= María M. Portuondo =

American historian of science

María Matilde Portuondo Gamba is an American historian of science, retired as a professor emerita in the Department of History of Science and Technology at Johns Hopkins University. Her research and books have focused on early modern cosmography, natural history, and technology in Spain and Latin America, including the work of 16th-century polymath Benito Arias Montano.

==Education and career==
Portuondo is originally from Puerto Rico. She came to the mainland US for a 1984 bachelor's degree in electrical engineering at the University of Miami, and worked as an engineer for 12 years. Returning to doctoral study in the history of science at Johns Hopkins University, she completed her Ph.D. in 2005.

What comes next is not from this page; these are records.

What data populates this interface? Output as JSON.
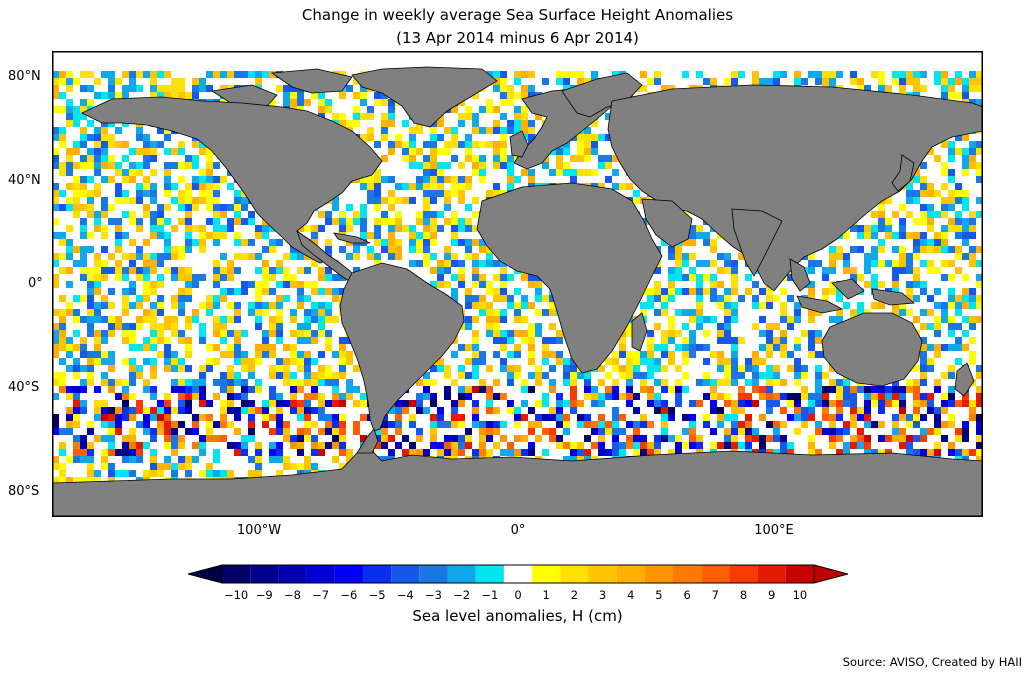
{
  "title_line1": "Change in weekly average Sea Surface Height Anomalies",
  "title_line2": "(13 Apr 2014 minus 6 Apr 2014)",
  "lat_labels": [
    "80°N",
    "40°N",
    "0°",
    "40°S",
    "80°S"
  ],
  "lon_labels": [
    "100°W",
    "0°",
    "100°E"
  ],
  "colorbar": {
    "ticks": [
      "−10",
      "−9",
      "−8",
      "−7",
      "−6",
      "−5",
      "−4",
      "−3",
      "−2",
      "−1",
      "0",
      "1",
      "2",
      "3",
      "4",
      "5",
      "6",
      "7",
      "8",
      "9",
      "10"
    ],
    "colors": [
      "#000066",
      "#00008b",
      "#0000b0",
      "#0000d4",
      "#0000f5",
      "#0a2ef0",
      "#1558ea",
      "#1a78e5",
      "#10a8ea",
      "#00e5ee",
      "#ffffff",
      "#ffff00",
      "#ffe000",
      "#ffc400",
      "#ffb000",
      "#ff9600",
      "#ff7a00",
      "#ff5e00",
      "#f83a00",
      "#e41a00",
      "#c80000"
    ],
    "extend_min_color": "#000044",
    "extend_max_color": "#c00000",
    "label": "Sea level anomalies, H (cm)"
  },
  "land_color": "#808080",
  "source": "Source: AVISO, Created by HAII"
}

She worked as an assistant professor of history at the University of Florida from 2005 to 2008, before returning to Johns Hopkins in 2008. There, she became a full professor in 2020, and served as department chair. She is retired as a professor emerita.

==Books==
Portuondo is the author of:
- Secret Science: Spanish Cosmography and the New World (University of Chicago Press, 2009); translated into Spanish as Ciencia Secreta, Cosmografía y Nuevo Mundo (Iberoamericana Vervuert, 2013)
- The Spanish Disquiet: The Biblical Natural Philosophy of Benito Arias Montano (University of Chicago Press, 2019)

==Awards and honors==
She received the 2010 John E. Fagg Prize of the American Historical Association for Secret Science, and the 2021 Pfizer Award of the History of Science Society for The Spanish Disquiet.